Gambie : la « guerre psychologique », avant la date butoir

L’incertitude continue de planer sur le sol gambien. Les interminables missions de la CEDEAO pour ramener le président sortant, Yahya Jammeh à la raison, n’ont pas réussi. Et il ne reste plus que quarante-huit ( 48) heures pour l’installation du nouveau président , Adama Barrow.

Le pire  tant redouté est quasi imminent, à moins que d’autres  négociations supplémentaires, en si peu de temps, arrivent à faire entendre raison à Jammeh, ce qui est très Improbable.

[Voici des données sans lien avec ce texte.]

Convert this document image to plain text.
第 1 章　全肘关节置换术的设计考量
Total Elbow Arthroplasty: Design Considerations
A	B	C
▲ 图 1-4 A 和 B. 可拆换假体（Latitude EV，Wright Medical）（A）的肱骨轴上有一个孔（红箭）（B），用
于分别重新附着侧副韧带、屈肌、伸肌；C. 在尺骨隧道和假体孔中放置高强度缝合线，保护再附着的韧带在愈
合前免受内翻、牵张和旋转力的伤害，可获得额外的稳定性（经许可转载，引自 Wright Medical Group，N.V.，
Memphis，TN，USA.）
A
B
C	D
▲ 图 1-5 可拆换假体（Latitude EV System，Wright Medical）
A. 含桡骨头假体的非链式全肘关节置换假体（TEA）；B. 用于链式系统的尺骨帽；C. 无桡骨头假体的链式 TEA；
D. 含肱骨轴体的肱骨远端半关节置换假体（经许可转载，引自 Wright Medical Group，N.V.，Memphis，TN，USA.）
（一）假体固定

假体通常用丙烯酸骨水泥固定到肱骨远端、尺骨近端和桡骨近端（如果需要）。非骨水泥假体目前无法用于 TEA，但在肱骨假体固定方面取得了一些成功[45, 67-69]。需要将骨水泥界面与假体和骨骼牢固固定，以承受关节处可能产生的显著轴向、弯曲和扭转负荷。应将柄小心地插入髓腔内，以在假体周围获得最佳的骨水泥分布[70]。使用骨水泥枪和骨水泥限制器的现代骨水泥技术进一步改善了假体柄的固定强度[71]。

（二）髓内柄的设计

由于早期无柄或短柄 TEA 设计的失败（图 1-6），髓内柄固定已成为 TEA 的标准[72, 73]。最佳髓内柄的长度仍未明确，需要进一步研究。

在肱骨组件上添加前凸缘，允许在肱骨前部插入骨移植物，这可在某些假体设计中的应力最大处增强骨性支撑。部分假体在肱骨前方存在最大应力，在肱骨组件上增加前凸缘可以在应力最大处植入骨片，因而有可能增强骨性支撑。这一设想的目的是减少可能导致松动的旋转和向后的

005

Pour ne rien arranger, la détermination de Barrow à prendre le pouvoir ce 19 janvier et l’entêtement de Jammeh à  ne pas céder les  commandes du pays, ont fini par cristalliser  la tension verbale entre les deux camps.

Les sorties médiatiques de ces dernières heures, des deux protagonistes, par presse interposée, étalent au grand jour une véritable «  guerre psychologique ».

En effet, jusque-là très discret, le président Adama Barrow a haussé le ton  ce lundi 16 janvier, en lançant un appel au peuple gambien, pour lui rassurer de son investiture à date échue ( 19 janvier).

Cet appel, loin d’être une stratégie quelconque,  raisonne à bien des égards comme une mise en garde, un avertissement au camp adverse, qui avait plutôt indiqué son intention d’annuler l’investiture de M. Barrow.

Au regard de cette situation, on a l’impression que le cauchemar ne fait que commencer et on se demande bien si les dés ne sont pas déjà jetés.

Pour ne rien lâcher, la CEDEAO  qui n’a plus beaucoup de temps, doit tout de même  intensifier ses actions jusqu’à l’extrême. Il faut   encore tenter  l’impossible. Le salut est au bout de l’effort a-t-on l’habitude de dire.